En 2022, l’État congolais avait annoncé avec fracas un plan de relance estimé à 17,5 millions de dollars, présenté comme une bouffée d’oxygène pour la Tshopo et les producteurs de coton de l’Ituri et du Bas-Uélé. Ce financement devait être débloqué en trois tranches, signe d’une stratégie progressive visant à redémarrer les chaînes de production.
La première enveloppe, évaluée à 7,6 millions de dollars, est arrivée plus de six mois après l’annonce officielle. Ce retard initial a déjà compromis une partie du calendrier. Néanmoins, l’argent a permis d’acquérir du matériel industriel moderne, dont une merceriseuse estimée à 3 millions de dollars, ainsi que de régler huit mois de salaires sur les 35 mois d’arriérés dus aux 350 employés.
Mais derrière ces avancées se profilent des zones d’ombre. Un audit gouvernemental, validé en conseil des ministres, a relevé des incohérences et des dépenses difficiles à justifier. Sans preuves formelles de détournement, l’enquête n’a pas débouché sur des sanctions, mais elle a suffi à installer un climat de suspicion, entraînant un gel du financement restant.
Ce blocage concerne 10 millions de dollars encore en attente de décaissement. Sans cette somme, impossible d’atteindre la capacité projetée de 300 000 mètres de tissu produits localement. Et pendant que les discussions administratives s’éternisent, la concurrence étrangère occupe le marché, affaiblissant davantage le potentiel de l’industrie textile nationale.
À cela s’ajoute un autre frein : une partie du matériel récemment acquis est toujours immobilisée dans les ports de Matadi et Kinshasa pour des raisons douanières. Ce retard logistique illustre l’un des paradoxes de la relance industrielle congolaise : on investit pour moderniser, mais on laisse les machines dormir sous les conteneurs.
L’impact économique de cette paralysie dépasse les murs de l’usine. Plus de 35 000 paysans producteurs de coton dépendent directement de la Sotexki pour écouler leur récolte.

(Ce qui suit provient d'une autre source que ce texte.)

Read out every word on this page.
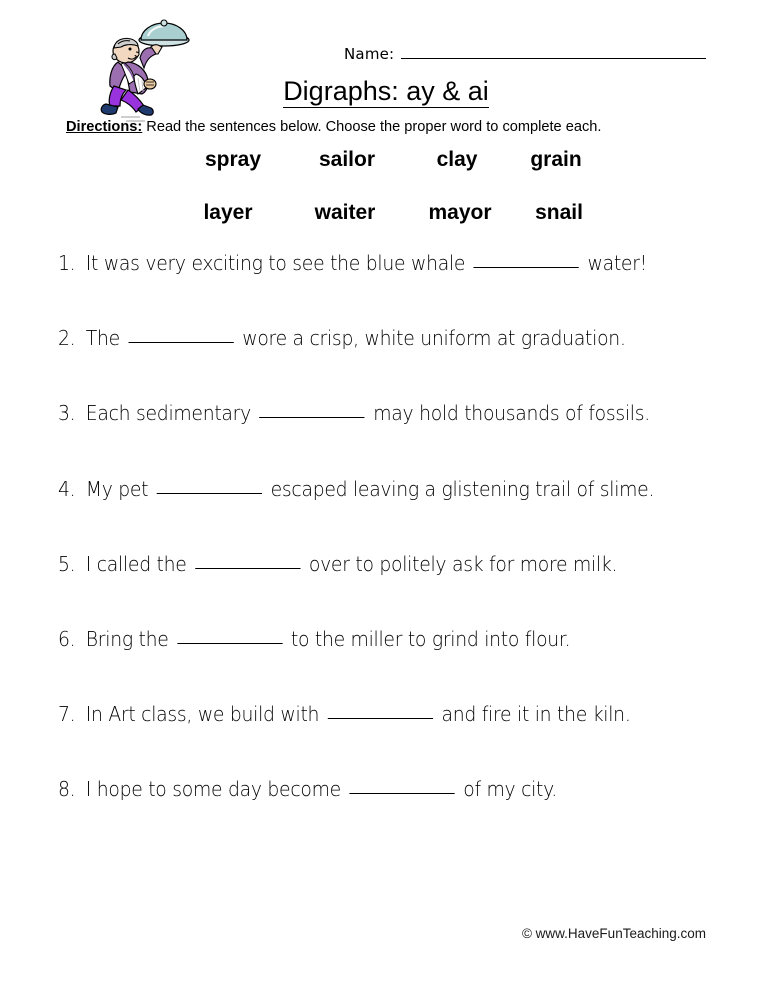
Name:
Digraphs: ay & ai
Directions: Read the sentences below. Choose the proper word to complete each.
spray	sailor	clay	grain
layer	waiter	mayor	snail
1. It was very exciting to see the blue whale	water!
2. The	wore a crisp, white uniform at graduation.
3. Each sedimentary	may hold thousands of fossils.
4. My pet	escaped leaving a glistening trail of slime.
5. I called the	over to politely ask for more milk.
6. Bring the	to the miller to grind into flour.
7. In Art class, we build with	and fire it in the kiln.
8. I hope to some day become	of my city.
© www.HaveFunTeaching.com
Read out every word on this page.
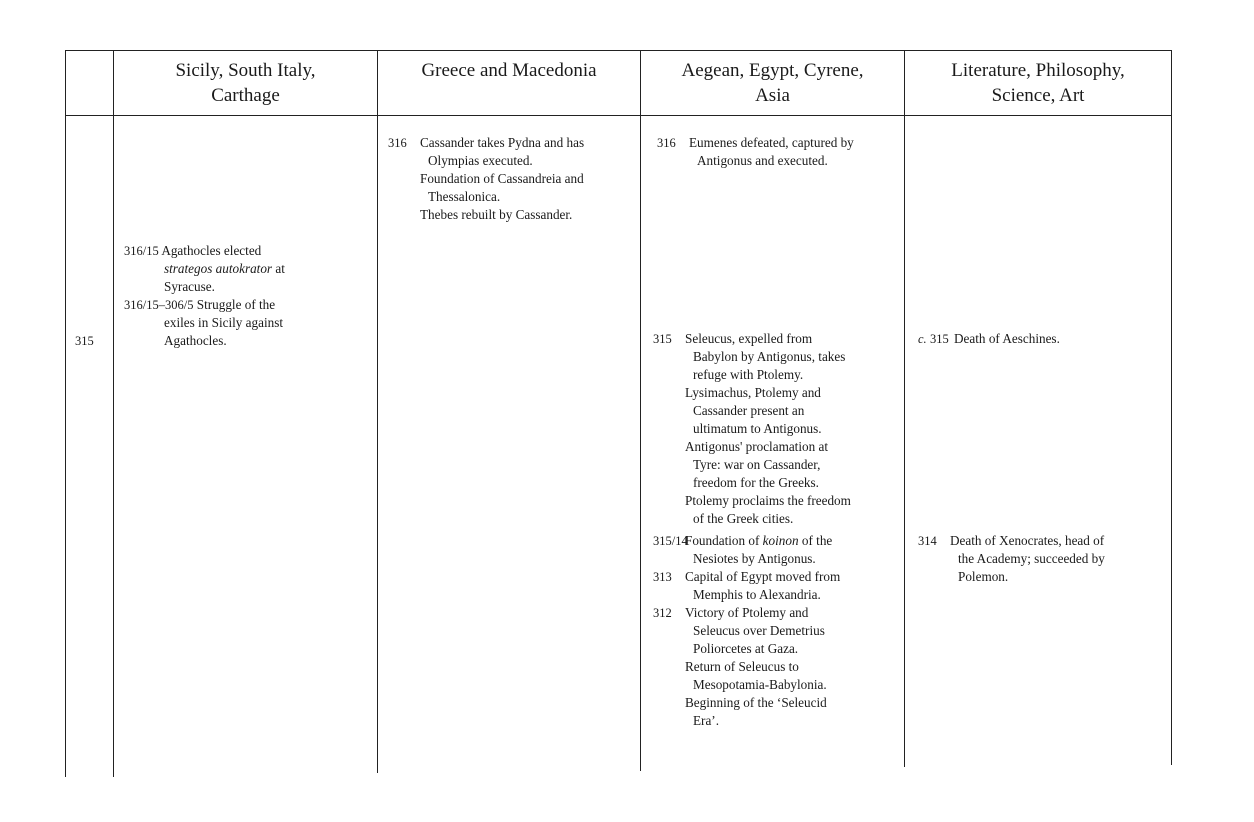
Sicily, South Italy,
Carthage
Greece and Macedonia	Aegean, Egypt, Cyrene,
Asia
Literature, Philosophy,
Science, Art
315
316 Cassander takes Pydna and has
Olympias executed.
Foundation of Cassandreia and
Thessalonica.
Thebes rebuilt by Cassander.
316 Eumenes defeated, captured by
Antigonus and executed.
315 Seleucus, expelled from
Babylon by Antigonus, takes
refuge with Ptolemy.
Lysimachus, Ptolemy and
Cassander present an
ultimatum to Antigonus.
Antigonus' proclamation at
Tyre: war on Cassander,
freedom for the Greeks.
Ptolemy proclaims the freedom
of the Greek cities.
315/14
Foundation of koinon of the
Nesiotes by Antigonus.
313 Capital of Egypt moved from
Memphis to Alexandria.
312 Victory of Ptolemy and
Seleucus over Demetrius
Poliorcetes at Gaza.
Return of Seleucus to
Mesopotamia-Babylonia.
Beginning of the ‘Seleucid
Era’.
316/15 Agathocles elected
strategos autokrator at
Syracuse.
316/15–306/5 Struggle of the
exiles in Sicily against
Agathocles.	c. 315 Death of Aeschines.
314 Death of Xenocrates, head of
the Academy; succeeded by
Polemon.
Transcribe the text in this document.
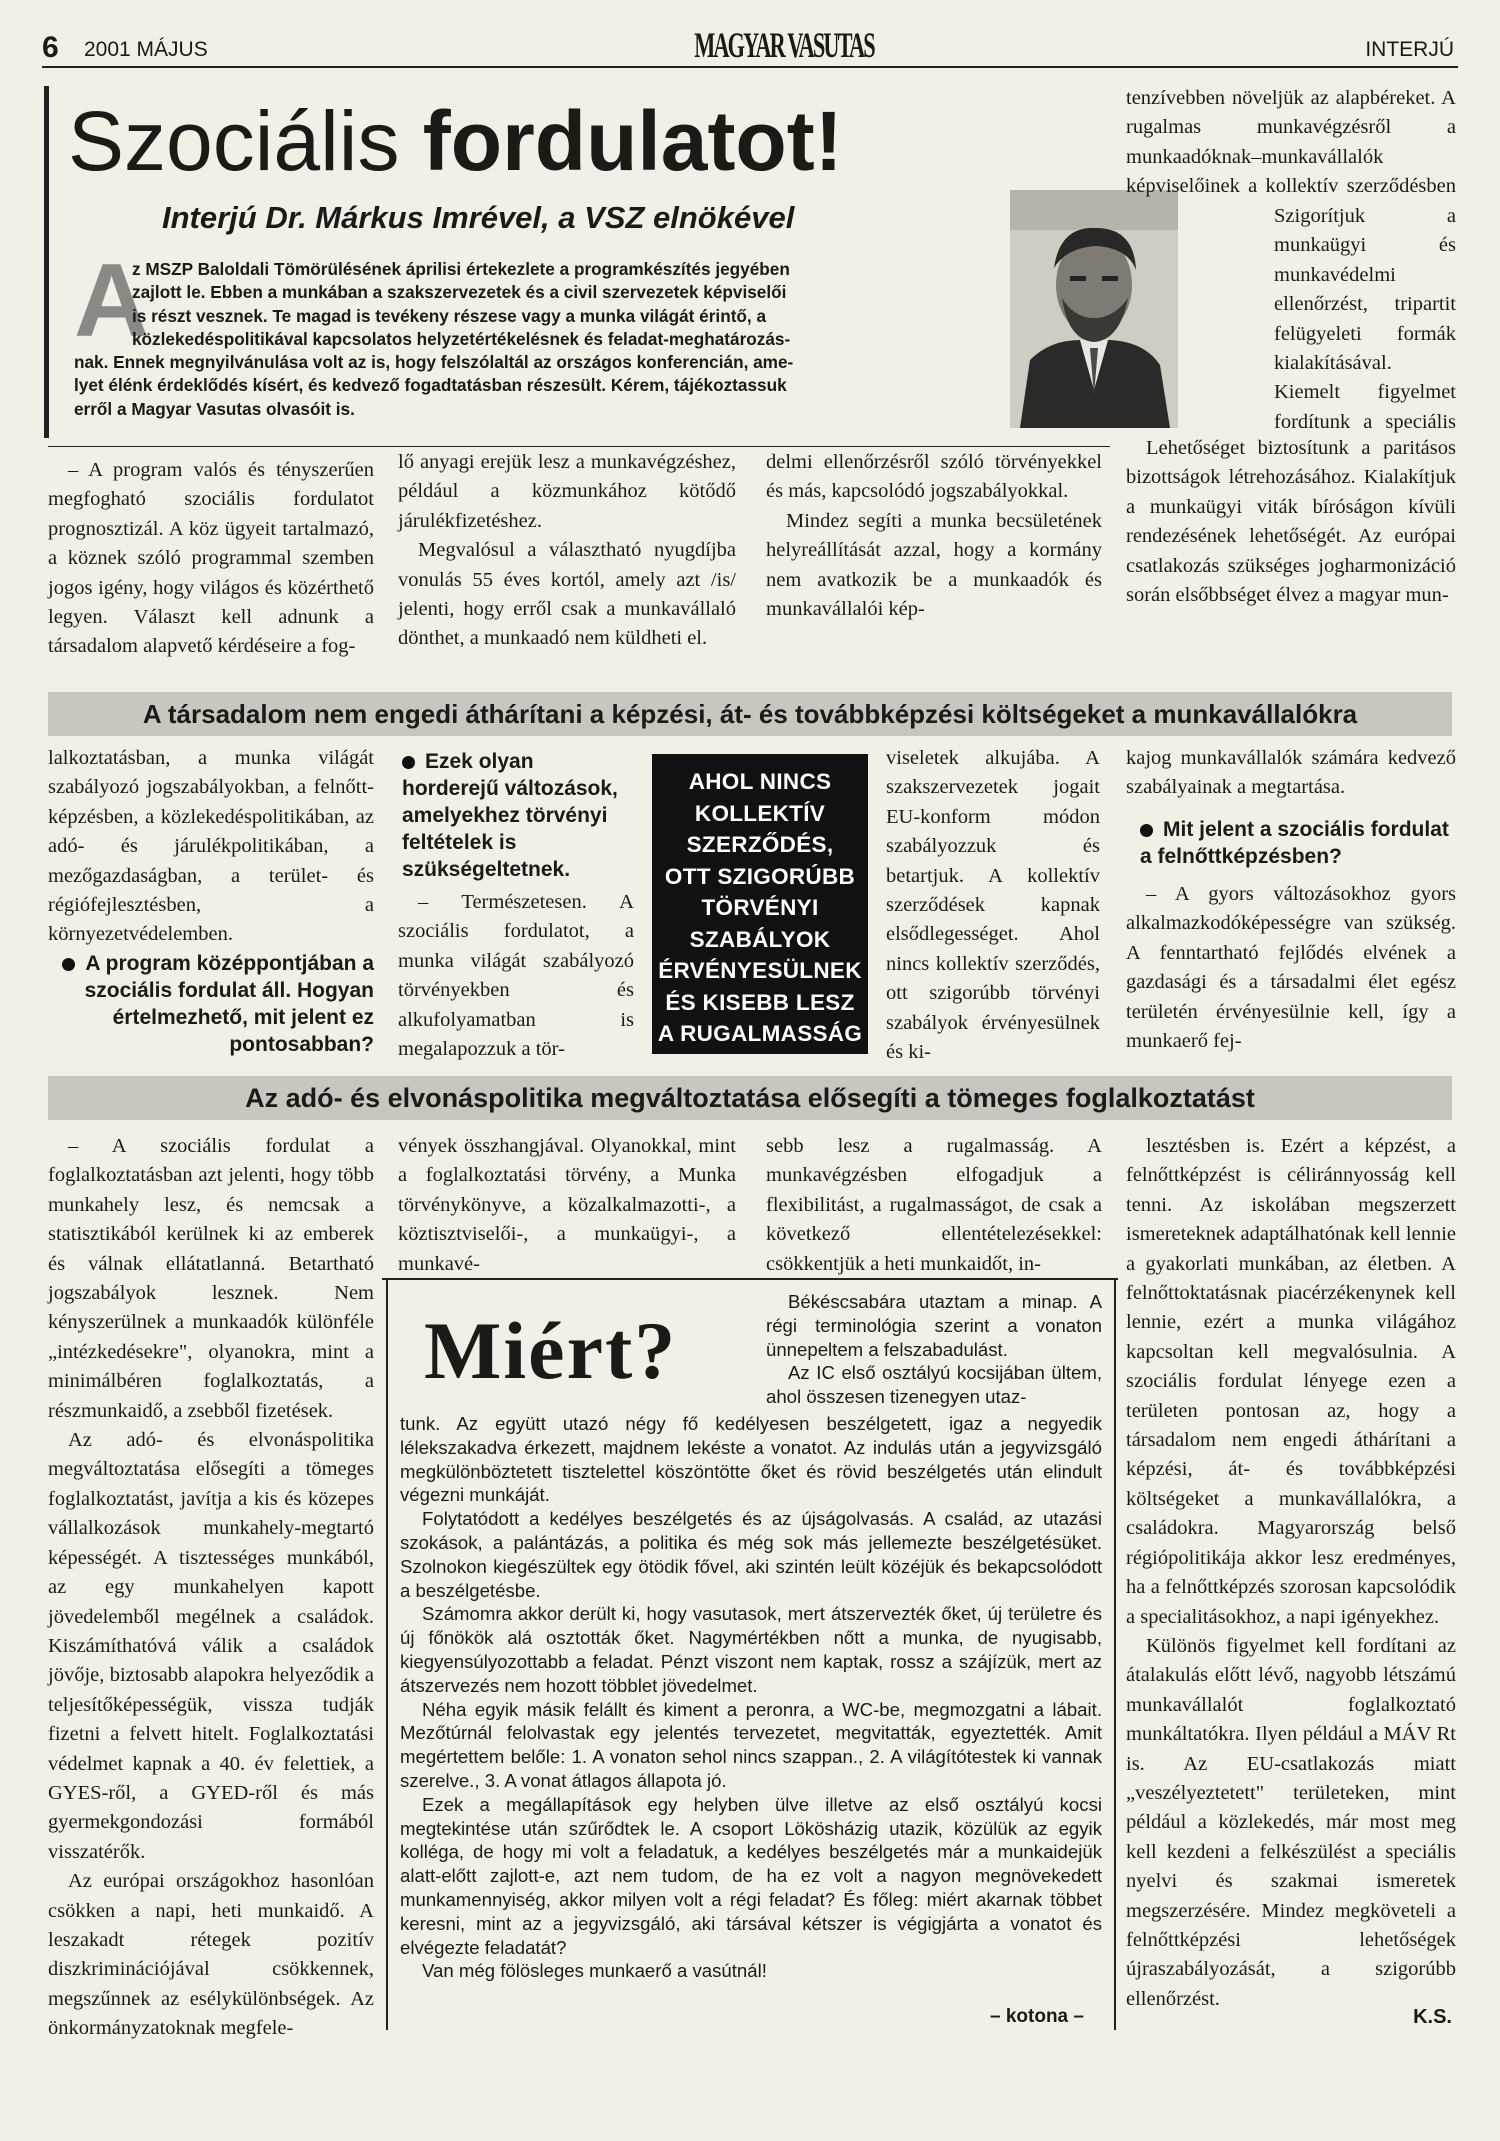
6 2001 MÁJUS	MAGYAR VASUTAS	INTERJÚ
Szociális fordulatot!
Interjú Dr. Márkus Imrével, a VSZ elnökével
A
z MSZP Baloldali Tömörülésének áprilisi értekezlete a programkészítés jegyében
zajlott le. Ebben a munkában a szakszervezetek és a civil szervezetek képviselői
is részt vesznek. Te magad is tevékeny részese vagy a munka világát érintő, a
közlekedéspolitikával kapcsolatos helyzetértékelésnek és feladat-meghatározás-
nak. Ennek megnyilvánulása volt az is, hogy felszólaltál az országos konferencián, ame-
lyet élénk érdeklődés kísért, és kedvező fogadtatásban részesült. Kérem, tájékoztassuk
erről a Magyar Vasutas olvasóit is.

– A program valós és tényszerűen megfogható szociális fordulatot prognosztizál. A köz ügyeit tartalmazó, a köznek szóló programmal szemben jogos igény, hogy világos és közérthető legyen. Választ kell adnunk a társadalom alapvető kérdéseire a fog-

lő anyagi erejük lesz a munkavégzéshez, például a közmunkához kötődő járulékfizetéshez.

Megvalósul a választható nyugdíjba vonulás 55 éves kortól, amely azt /is/ jelenti, hogy erről csak a munkavállaló dönthet, a munkaadó nem küldheti el.

delmi ellenőrzésről szóló törvényekkel és más, kapcsolódó jogszabályokkal.

Mindez segíti a munka becsületének helyreállítását azzal, hogy a kormány nem avatkozik be a munkaadók és munkavállalói kép-

tenzívebben növeljük az alapbéreket. A rugalmas munkavégzésről a munkaadóknak–munkavállalók képviselőinek a kollektív szerződésben

Szigorítjuk a munkaügyi és munkavédelmi ellenőrzést, tripartit felügyeleti formák kialakításával. Kiemelt figyelmet fordítunk a speciális

Lehetőséget biztosítunk a paritásos bizottságok létrehozásához. Kialakítjuk a munkaügyi viták bíróságon kívüli rendezésének lehetőségét. Az európai csatlakozás szükséges jogharmonizáció során elsőbbséget élvez a magyar mun-

A társadalom nem engedi áthárítani a képzési, át- és továbbképzési költségeket a munkavállalókra

lalkoztatásban, a munka világát szabályozó jogszabályokban, a felnőtt-képzésben, a közlekedéspolitikában, az adó- és járulékpolitikában, a mezőgazdaságban, a terület- és régiófejlesztésben, a környezetvédelemben.

A program középpontjában a szociális fordulat áll. Hogyan értelmezhető, mit jelent ez pontosabban?
Ezek olyan horderejű változások, amelyekhez törvényi feltételek is szükségeltetnek.

– Természetesen. A szociális fordulatot, a munka világát szabályozó törvényekben és alkufolyamatban is megalapozzuk a tör-

AHOL NINCS
KOLLEKTÍV
SZERZŐDÉS,
OTT SZIGORÚBB
TÖRVÉNYI
SZABÁLYOK
ÉRVÉNYESÜLNEK
ÉS KISEBB LESZ
A RUGALMASSÁG

viseletek alkujába. A szakszervezetek jogait EU-konform módon szabályozzuk és betartjuk. A kollektív szerződések kapnak elsődlegességet. Ahol nincs kollektív szerződés, ott szigorúbb törvényi szabályok érvényesülnek és ki-

kajog munkavállalók számára kedvező szabályainak a megtartása.

Mit jelent a szociális fordulat a felnőttképzésben?

– A gyors változásokhoz gyors alkalmazkodóképességre van szükség. A fenntartható fejlődés elvének a gazdasági és a társadalmi élet egész területén érvényesülnie kell, így a munkaerő fej-

Az adó- és elvonáspolitika megváltoztatása elősegíti a tömeges foglalkoztatást

– A szociális fordulat a foglalkoztatásban azt jelenti, hogy több munkahely lesz, és nemcsak a statisztikából kerülnek ki az emberek és válnak ellátatlanná. Betartható jogszabályok lesznek. Nem kényszerülnek a munkaadók különféle „intézkedésekre", olyanokra, mint a minimálbéren foglalkoztatás, a részmunkaidő, a zsebből fizetések.

Az adó- és elvonáspolitika megváltoztatása elősegíti a tömeges foglalkoztatást, javítja a kis és közepes vállalkozások munkahely-megtartó képességét. A tisztességes munkából, az egy munkahelyen kapott jövedelemből megélnek a családok. Kiszámíthatóvá válik a családok jövője, biztosabb alapokra helyeződik a teljesítőképességük, vissza tudják fizetni a felvett hitelt. Foglalkoztatási védelmet kapnak a 40. év felettiek, a GYES-ről, a GYED-ről és más gyermekgondozási formából visszatérők.

Az európai országokhoz hasonlóan csökken a napi, heti munkaidő. A leszakadt rétegek pozitív diszkriminációjával csökkennek, megszűnnek az esélykülönbségek. Az önkormányzatoknak megfele-

vények összhangjával. Olyanokkal, mint a foglalkoztatási törvény, a Munka törvénykönyve, a közalkalmazotti-, a köztisztviselői-, a munkaügyi-, a munkavé-

sebb lesz a rugalmasság. A munkavégzésben elfogadjuk a flexibilitást, a rugalmasságot, de csak a következő ellentételezésekkel: csökkentjük a heti munkaidőt, in-

lesztésben is. Ezért a képzést, a felnőttképzést is céliránnyosság kell tenni. Az iskolában megszerzett ismereteknek adaptálhatónak kell lennie a gyakorlati munkában, az életben. A felnőttoktatásnak piacérzékenynek kell lennie, ezért a munka világához kapcsoltan kell megvalósulnia. A szociális fordulat lényege ezen a területen pontosan az, hogy a társadalom nem engedi áthárítani a képzési, át- és továbbképzési költségeket a munkavállalókra, a családokra. Magyarország belső régiópolitikája akkor lesz eredményes, ha a felnőttképzés szorosan kapcsolódik a specialitásokhoz, a napi igényekhez.

Különös figyelmet kell fordítani az átalakulás előtt lévő, nagyobb létszámú munkavállalót foglalkoztató munkáltatókra. Ilyen például a MÁV Rt is. Az EU-csatlakozás miatt „veszélyeztetett" területeken, mint például a közlekedés, már most meg kell kezdeni a felkészülést a speciális nyelvi és szakmai ismeretek megszerzésére. Mindez megköveteli a felnőttképzési lehetőségek újraszabályozását, a szigorúbb ellenőrzést.

K.S.
Miért?

Békéscsabára utaztam a minap. A régi terminológia szerint a vonaton ünnepeltem a felszabadulást.

Az IC első osztályú kocsijában ültem, ahol összesen tizenegyen utaz-

tunk. Az együtt utazó négy fő kedélyesen beszélgetett, igaz a negyedik lélekszakadva érkezett, majdnem lekéste a vonatot. Az indulás után a jegyvizsgáló megkülönböztetett tisztelettel köszöntötte őket és rövid beszélgetés után elindult végezni munkáját.

Folytatódott a kedélyes beszélgetés és az újságolvasás. A család, az utazási szokások, a palántázás, a politika és még sok más jellemezte beszélgetésüket. Szolnokon kiegészültek egy ötödik fővel, aki szintén leült közéjük és bekapcsolódott a beszélgetésbe.

Számomra akkor derült ki, hogy vasutasok, mert átszervezték őket, új területre és új főnökök alá osztották őket. Nagymértékben nőtt a munka, de nyugisabb, kiegyensúlyozottabb a feladat. Pénzt viszont nem kaptak, rossz a szájízük, mert az átszervezés nem hozott többlet jövedelmet.

Néha egyik másik felállt és kiment a peronra, a WC-be, megmozgatni a lábait. Mezőtúrnál felolvastak egy jelentés tervezetet, megvitatták, egyeztették. Amit megértettem belőle: 1. A vonaton sehol nincs szappan., 2. A világítótestek ki vannak szerelve., 3. A vonat átlagos állapota jó.

Ezek a megállapítások egy helyben ülve illetve az első osztályú kocsi megtekintése után szűrődtek le. A csoport Lökösházig utazik, közülük az egyik kolléga, de hogy mi volt a feladatuk, a kedélyes beszélgetés már a munkaidejük alatt-előtt zajlott-e, azt nem tudom, de ha ez volt a nagyon megnövekedett munkamennyiség, akkor milyen volt a régi feladat? És főleg: miért akarnak többet keresni, mint az a jegyvizsgáló, aki társával kétszer is végigjárta a vonatot és elvégezte feladatát?

Van még fölösleges munkaerő a vasútnál!

– kotona –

Faute de débouchés fiables, ils se retrouvent contraints de brader leur production ou d’abandonner cette culture, avec des conséquences sur la sécurité alimentaire et les revenus locaux.
Sur le plan social, la situation entretient un climat d’incertitude pour les familles des travailleurs. Sans perspectives claires, beaucoup hésitent à investir dans des activités génératrices de revenus, espérant encore un redémarrage qui tarde à venir. Le moral des employés, déjà éprouvé par des années d’arriérés, s’érode au fil du temps.
La relance de la Sotexki pourrait pourtant devenir un levier stratégique pour renforcer la souveraineté industrielle de la RDC. Elle offrirait non seulement des emplois directs, mais stimulerait toute une chaîne de valeur, du coton brut à la confection, en passant par la distribution. Ce serait aussi un signal fort en faveur d’une industrialisation maîtrisée.
Aujourd’hui, l’enjeu dépasse la simple question des fonds restants. Il s’agit de savoir si la RDC est capable de mener à terme un projet industriel d’envergure sans se perdre dans les lenteurs, les blocages administratifs et les soupçons de mauvaise gestion. La réponse à cette question pourrait bien déterminer le sort de nombreuses autres relances annoncées à travers le pays.